Paul
Goble
Staunton, January 27 – Russia faces
something even worse than disintegration, a long period in which the regions
ignore Moscow because Moscow has insufficient funds to ensure their loyalty lest
they lose all chance of getting money in the future and in which Moscow ignores
how them are ignoring the center lest it provoke secession, Dmitry Oreshkin
says.
In a comment for Apostrophe, the
Russian commentator says recent events in Chechnya point not to disintegration,
as some predict and others want, but rather to a situation in which Moscow and
Grozny increasingly ignore one another but in which they avoid any final break (apostrophe.com.ua/article/world/2016-01-21/kogda-u-kremlya-zakonchatsya-dengi-grozit-li-rossii-razval/3029).
That
is a truly unstable and unpredictable situation, one that could be described
although Oreshkin doesn’t use this term, as a failed state, a place where lots
of institutions have power but where there is no single controlling center able
to ensure consistency across its territory. Such states are especially
dangerous as they may seek to resolve their problems via aggression abroad.

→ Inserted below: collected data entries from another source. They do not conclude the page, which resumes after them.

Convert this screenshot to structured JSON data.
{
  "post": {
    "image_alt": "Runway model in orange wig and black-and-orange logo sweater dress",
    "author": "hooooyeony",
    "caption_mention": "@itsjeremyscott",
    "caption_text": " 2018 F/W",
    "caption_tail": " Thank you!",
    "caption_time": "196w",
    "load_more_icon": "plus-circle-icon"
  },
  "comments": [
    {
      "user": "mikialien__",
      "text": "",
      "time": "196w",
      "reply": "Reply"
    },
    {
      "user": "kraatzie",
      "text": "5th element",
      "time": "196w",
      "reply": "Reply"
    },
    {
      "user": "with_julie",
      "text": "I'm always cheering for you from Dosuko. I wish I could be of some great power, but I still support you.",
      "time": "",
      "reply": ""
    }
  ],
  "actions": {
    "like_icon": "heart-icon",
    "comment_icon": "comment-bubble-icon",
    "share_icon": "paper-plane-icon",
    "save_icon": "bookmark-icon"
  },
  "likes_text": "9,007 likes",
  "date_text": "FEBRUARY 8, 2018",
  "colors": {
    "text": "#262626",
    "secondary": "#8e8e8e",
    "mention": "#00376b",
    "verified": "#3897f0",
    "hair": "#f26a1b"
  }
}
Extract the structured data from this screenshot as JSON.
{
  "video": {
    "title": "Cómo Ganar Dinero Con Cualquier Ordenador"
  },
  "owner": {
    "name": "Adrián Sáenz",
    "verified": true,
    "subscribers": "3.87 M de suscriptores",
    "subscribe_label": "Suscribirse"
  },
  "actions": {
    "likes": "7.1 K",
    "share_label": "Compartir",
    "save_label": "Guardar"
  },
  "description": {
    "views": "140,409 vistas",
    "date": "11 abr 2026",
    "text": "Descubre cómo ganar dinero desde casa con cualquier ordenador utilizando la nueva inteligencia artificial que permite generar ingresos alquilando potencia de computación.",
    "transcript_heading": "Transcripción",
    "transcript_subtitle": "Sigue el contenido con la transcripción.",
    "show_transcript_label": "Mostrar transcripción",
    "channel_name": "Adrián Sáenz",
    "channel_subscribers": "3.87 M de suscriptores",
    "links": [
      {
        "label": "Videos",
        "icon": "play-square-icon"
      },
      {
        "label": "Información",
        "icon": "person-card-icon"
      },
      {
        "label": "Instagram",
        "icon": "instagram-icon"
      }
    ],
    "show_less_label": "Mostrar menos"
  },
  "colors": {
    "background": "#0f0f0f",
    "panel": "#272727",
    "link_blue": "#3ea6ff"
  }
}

Such states may continue to exist with the same borders but their politics will be fundamentally altered, with the center and the periphery living in very different realities and with the risk that one or the other could miscalculate and send the country into a death spiral all too real.
(For discussion of this possibility,
see this author’s “Russia as a Failed State,” Baltic Defense Review, 12:2 (2004), at bdcol.ee/files/docs/bdreview/bdr-2004-12-sec3-art3.pdf
and
“Russia ‘a Failed State’ Because It
Doesn’t Enforce Its Own Laws, Shtepa Says” (windowoneurasia2.blogspot.com/2015/07/russia-failed-state-because-it-doesnt.html).)
The
reasons many are talking about the possibility of the disintegration of the
Russian Federation is the economic crisis, Orseshkin says, because “in Russia,
any economic crisis always acquires a geographic dimension,” given the extreme
centralization of the Russian economy.
Moscow
collects the money and sends part of it back to the regions, but at present,
there are “fewer than ten donor regions” and “a minimum of 76” who rely on
federal subsidies. If the center runs
out of money, the leaders of the latter face “stress” from two directions given
that the center has imposed unfunded liabilities and that local elites can’t
raise enough money locally.
Such
officials invariably explain their problems in the following way: “Moscow isn’t
giving” what it should. “Such appeals very well confirm the thesis that the
crisis is acquiring a geographic dimension” given that “Moscow is guilty of
everything.” But they can’t break with Moscow lest they not get any funds in the
future.
In
the Russian Federation now as in the Soviet Union at the end, “the most
depressed regions are the last to begin to accuse Moscow because they are most
depend on subsidies from it.” But those who most actively sought to escape from
the USSR were precisely those like the Estonians, Latvians and Lithuanians who
were relatively better off.
Those
who are better off now are those which can produce more oil and gas or sell
more agricultural goods or are the site of defense industry, Oreshkin says; but
those are precisely the ones who are dependent on Moscow in other ways in order
to get money for what they extract or build.
Chechnya is a major recipient of federal aid, but
the situation is complicated by the fact that Kadyrov “has in fact created a
sovereign state in which there is its own law and economy, even though it is
subsidized.” But Moscow “doesn’t actually control it.” The center provides money but “Kadyrov spends
it as he likes.” In such a situation, he isn’t ready to try to secede.
As for other regions, their leaders
will try to get what they can and Moscow will increasingly recognize that it
has lost control over exactly what they do with the subsidies. Calling for secession is political death, but
ignoring Moscow is increasingly possible – and hence the common legal space
Putin promoted earlier will disappear.
Instead, the regional elites will
use whatever money they do get as they like, “and the Kremlin will look through
its fingers at their activity in the region.” All will be as satisfied as they
can be with limited resources, but the Russian Federation will increasingly
look like anything but a unified state.